More Years of Childhood Education May Reduce Adult Heart Disease Risk
More Years of Childhood Education May Reduce Adult Heart Disease Risk
The study, published in the journal PLOS Medicine, suggested that state policies requiring children to attend additional years of school may result in improvements in several cardiovascular risk factors in adulthood.

Increasing the years of childhood education may reduce risk for heart disease in adulthood, a study has found.

Researchers have found that people with more education may have reduced heart disease because they have higher incomes, allowing them to afford better food and health care.

The study, published in the journal PLOS Medicine, suggested that state policies requiring children to attend additional years of school may result in improvements in several cardiovascular risk factors in adulthood.

The researchers at UC San Francisco and Stanford University in the US conducted a natural experiment by evaluating state compulsory schooling laws, which legislate the number of years children must attend school.

From two large, national surveys conducted from 1971 to 2012, they identified more than 75,000 people born from 1900 to 1950, when states required children to attend school between 0 and 12 years.

They then used US Census data on a group of similar individuals to predict the number of years of required schooling for each individual, based on their year and state of birth.
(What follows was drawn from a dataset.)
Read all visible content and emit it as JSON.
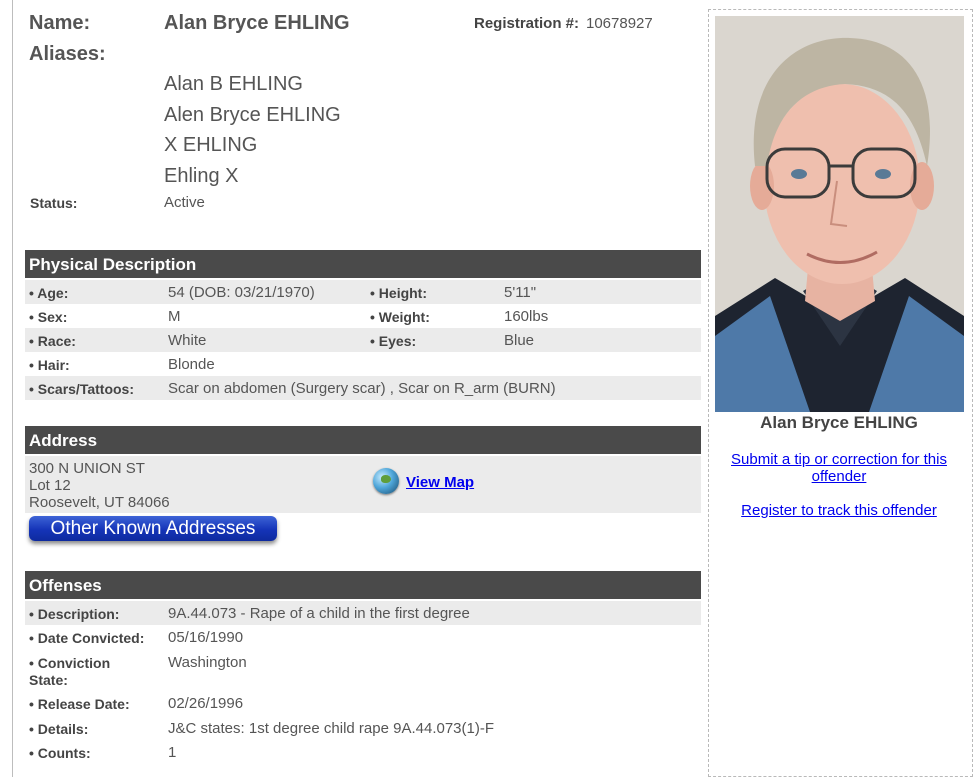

Overall, about a third of the study participants did not graduate from high school. While 34.5 per cent reported heart disease, the researchers found that each year of additional compulsory schooling through high school was associated with a 2.5 percent reduction in occurrence.

They also noted improvements in several cardiovascular risk factors with each additional year, including reductions of more than 3 percent in smoking and nearly five percent in depression.

"For clinicians and health systems struggling to address disparities in heart disease between the rich and the poor, our findings suggest that cross-sectoral interventions to address social factors like education are important," said Rita Hamad, the lead author of the study.

"As a society, we should be thinking about investing in social policies to improve overall health and reduce health care costs," she said.

The 2019 guidelines from the American College of Cardiology and the American Heart Association have suggested using patients' social factors in clinical prediction tools for heart disease, since education is often a stronger predictor than traditional biomedical risk factors like cholesterol and diabetes.

The US Department of Health and Human Services also has proposed that patients' educational attainment be used as an input in determining physician payments for performance, to encourage physicians to care for more disadvantaged patients. Hamad said this type of data could inform those efforts.

While more education also was associated with improved high-density lipoprotein (HDL), or "good" cholesterol, the researchers found that more education also was associated with higher body-mass index (BMI) and total cholesterol.

A possible explanation is that high-income people born between 1900-1950 tended to eat richer diets, they said. By contrast, higher BMI today tends to be associated more with low income, due to the inability to afford healthy food.

"Overall, people with more education may have reduced heart disease because they have higher incomes, allowing them to afford better food and health care. Or, it may be that they have more resources and therefore less stress, which has been previously linked with heart disease," Hamad said.